"No, no, I did not kill her—that is not so. As God is my Judge, that is not so."
"You did not kill her with the knife? . . . Well, I will be honest now, and say that I believe that, whatever I may have hinted or said before. But you killed her just the same when you left her."
"Mercy Falchion," he said desperately, "I will not try to palliate my sin. But still I must set myself right with you in so far as I can. The very night Alo killed herself I had made up my mind to leave the navy. I was going to send in my papers, and come back to Apia, and marry her as Englishmen are married. While I remained in the navy I could not, as you know, marry her. It would be impossible to an English officer. I intended to come back and be regularly married to her."

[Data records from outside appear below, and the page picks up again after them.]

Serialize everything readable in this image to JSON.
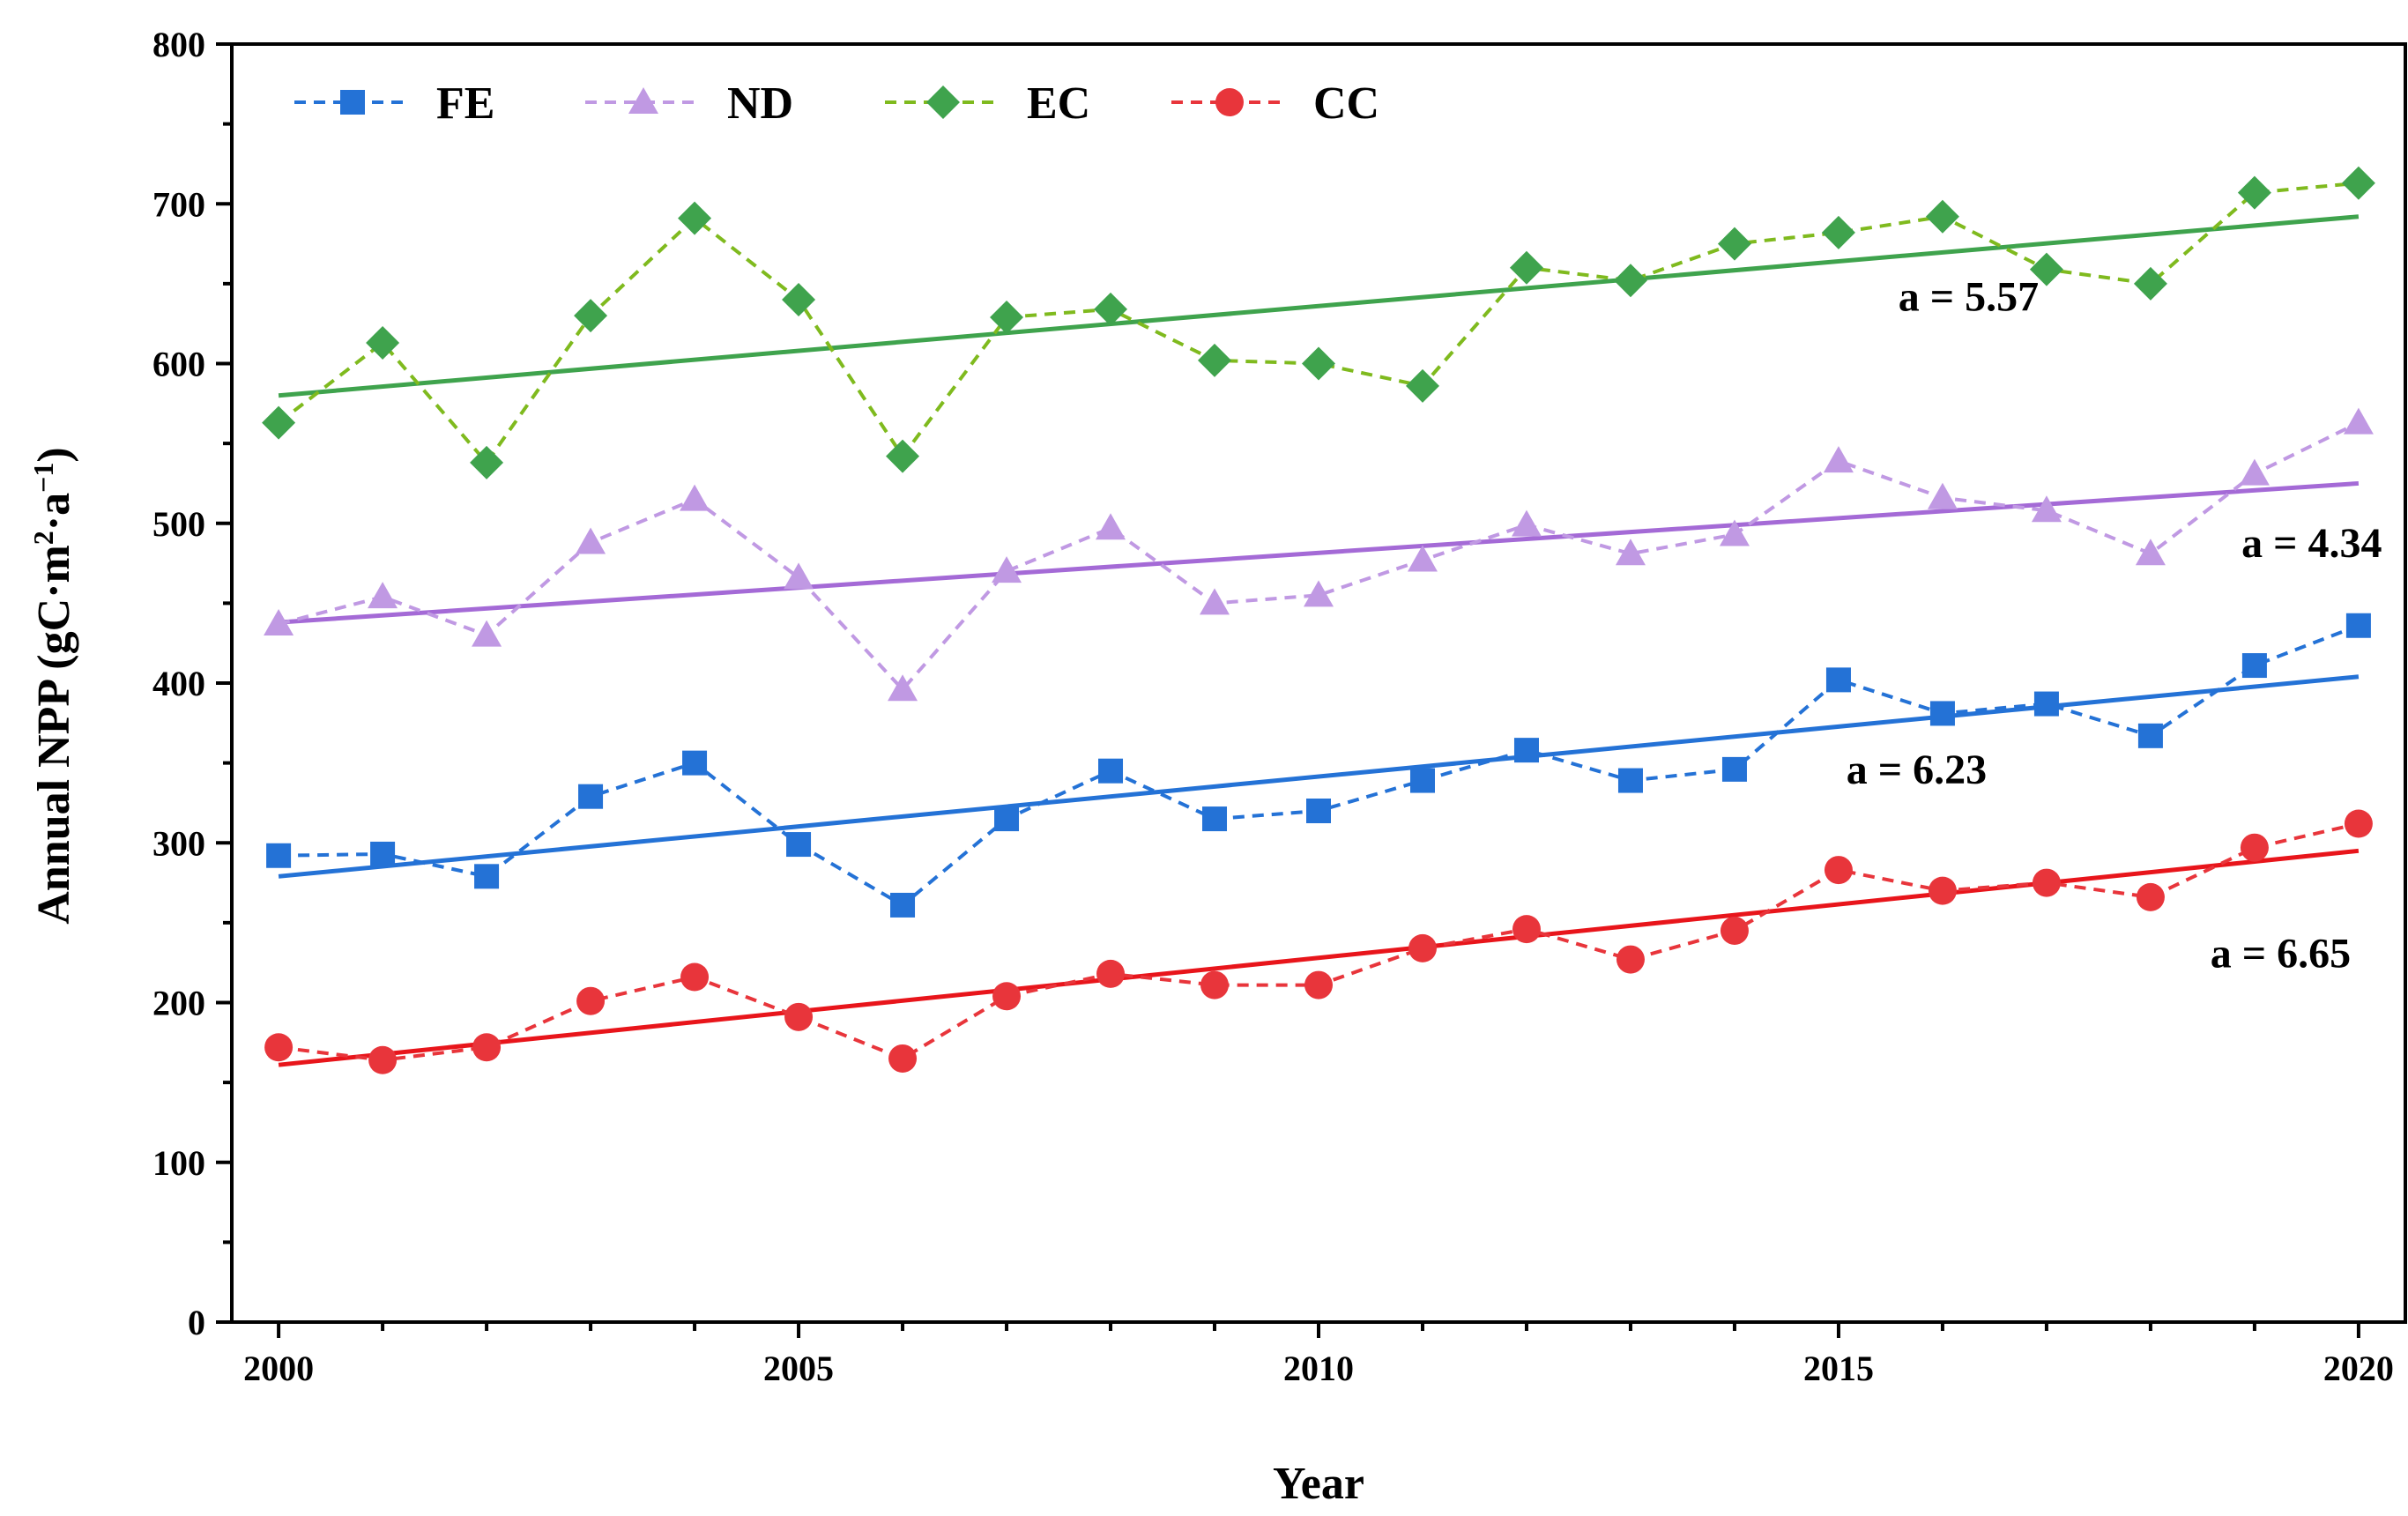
{
  "chart_data": {
    "type": "line",
    "title": "",
    "xlabel": "Year",
    "ylabel": "Annual NPP (gC·m²·a⁻¹)",
    "ylabel_parts": {
      "main": "Annual NPP (gC·m",
      "sup1": "2",
      "mid": "·a",
      "sup2": "−1",
      "end": ")"
    },
    "xlim": [
      1999.55,
      2020.45
    ],
    "ylim": [
      0,
      800
    ],
    "x_ticks": [
      2000,
      2005,
      2010,
      2015,
      2020
    ],
    "x_tick_labels": [
      "2000",
      "2005",
      "2010",
      "2015",
      "2020"
    ],
    "y_ticks": [
      0,
      100,
      200,
      300,
      400,
      500,
      600,
      700,
      800
    ],
    "y_tick_labels": [
      "0",
      "100",
      "200",
      "300",
      "400",
      "500",
      "600",
      "700",
      "800"
    ],
    "x": [
      2000,
      2001,
      2002,
      2003,
      2004,
      2005,
      2006,
      2007,
      2008,
      2009,
      2010,
      2011,
      2012,
      2013,
      2014,
      2015,
      2016,
      2017,
      2018,
      2019,
      2020
    ],
    "legend_position": "top-left",
    "series": [
      {
        "name": "FE",
        "marker": "square",
        "color": "#2472d6",
        "values": [
          292,
          293,
          279,
          329,
          350,
          299,
          261,
          315,
          345,
          315,
          320,
          339,
          358,
          339,
          346,
          402,
          381,
          387,
          367,
          411,
          436
        ],
        "trend": {
          "start": [
            2000,
            279
          ],
          "end": [
            2020,
            404
          ],
          "label": "a = 6.23"
        }
      },
      {
        "name": "ND",
        "marker": "triangle",
        "color": "#c099e3",
        "trend_color": "#a46ad6",
        "values": [
          437,
          454,
          430,
          488,
          515,
          466,
          396,
          470,
          497,
          450,
          455,
          477,
          499,
          481,
          493,
          539,
          516,
          508,
          481,
          531,
          563
        ],
        "trend": {
          "start": [
            2000,
            438
          ],
          "end": [
            2020,
            525
          ],
          "label": "a = 4.34"
        }
      },
      {
        "name": "EC",
        "marker": "diamond",
        "color": "#3fa34d",
        "line_color": "#7fba1e",
        "values": [
          563,
          613,
          538,
          630,
          691,
          640,
          542,
          629,
          634,
          602,
          600,
          586,
          660,
          652,
          675,
          682,
          692,
          659,
          650,
          707,
          713
        ],
        "trend": {
          "start": [
            2000,
            580
          ],
          "end": [
            2020,
            692
          ],
          "label": "a = 5.57"
        }
      },
      {
        "name": "CC",
        "marker": "circle",
        "color": "#e8353b",
        "trend_color": "#e8151b",
        "values": [
          172,
          164,
          172,
          201,
          216,
          191,
          165,
          204,
          218,
          211,
          211,
          234,
          246,
          227,
          245,
          283,
          270,
          275,
          266,
          297,
          312
        ],
        "trend": {
          "start": [
            2000,
            161
          ],
          "end": [
            2020,
            295
          ],
          "label": "a = 6.65"
        }
      }
    ],
    "annotations": [
      {
        "text": "a = 5.57",
        "x": 2016.25,
        "y": 633
      },
      {
        "text": "a = 4.34",
        "x": 2019.55,
        "y": 479
      },
      {
        "text": "a = 6.23",
        "x": 2015.75,
        "y": 337
      },
      {
        "text": "a = 6.65",
        "x": 2019.25,
        "y": 222
      }
    ]
  }
}
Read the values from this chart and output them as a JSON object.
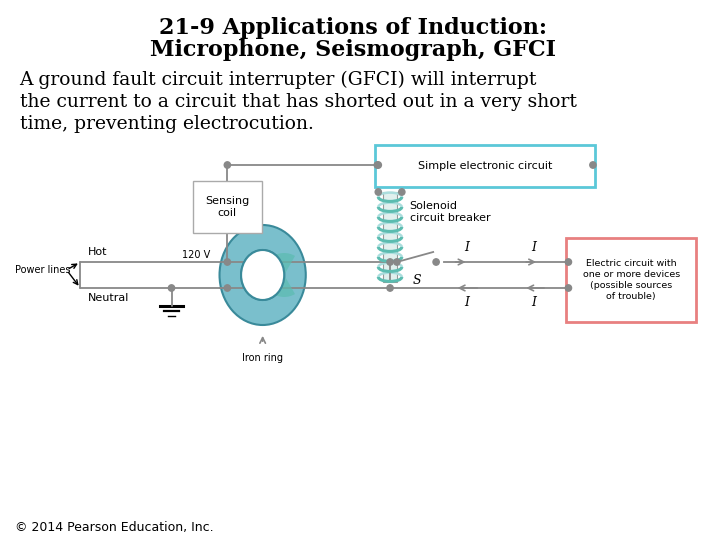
{
  "title_line1": "21-9 Applications of Induction:",
  "title_line2": "Microphone, Seismograph, GFCI",
  "body_line1": "A ground fault circuit interrupter (GFCI) will interrupt",
  "body_line2": "the current to a circuit that has shorted out in a very short",
  "body_line3": "time, preventing electrocution.",
  "copyright": "© 2014 Pearson Education, Inc.",
  "bg_color": "#ffffff",
  "title_color": "#000000",
  "body_color": "#000000",
  "title_fontsize": 16,
  "body_fontsize": 13.5,
  "copyright_fontsize": 9,
  "cyan_box_color": "#5bc8d8",
  "red_box_color": "#e88080",
  "iron_ring_outer_color": "#7abfcc",
  "iron_ring_inner_color": "#a8d8d8",
  "coil_color": "#5bbcb0",
  "wire_color": "#888888",
  "label_fontsize": 8.0,
  "small_label_fontsize": 7.0
}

"You say that now," was the cold reply.
"But it is the truth, the truth indeed. Nothing that you might say could make me despise myself more than I do; but I have told you all, as I shall have to tell it one day before a just God. You have spared me: He will not."
"Gait Roscoe," she replied, "I am not merciful, nor am I just. I intended to injure you, though you will remember I saved your life that night by giving you a boat for escape across the bay to the 'Porcupine', which was then under way. The band on board, you also remember, was playing the music of La Grande Duchesse. You fired on the natives who followed. Well, Sam Kilby was with them. Your brother officers did not know the cause of the trouble. It was not known to any one in Apia exactly who it was that Kilby and the natives had tracked from Alo's hut."
He drew his hand across his forehead dazedly.
"Oh, yes I remember!" he said. "I wish I had faced the matter there and then. It would have been better."
"I doubt that," she replied. "The natives who saw you coming from Alo's hut did not know you. You wisely came straight to the Consul's office— my father's house. And I helped you, though Alo, half-caste Alo, was— my sister!"
Roscoe started back. "Alo—your—sister!" he exclaimed in horror.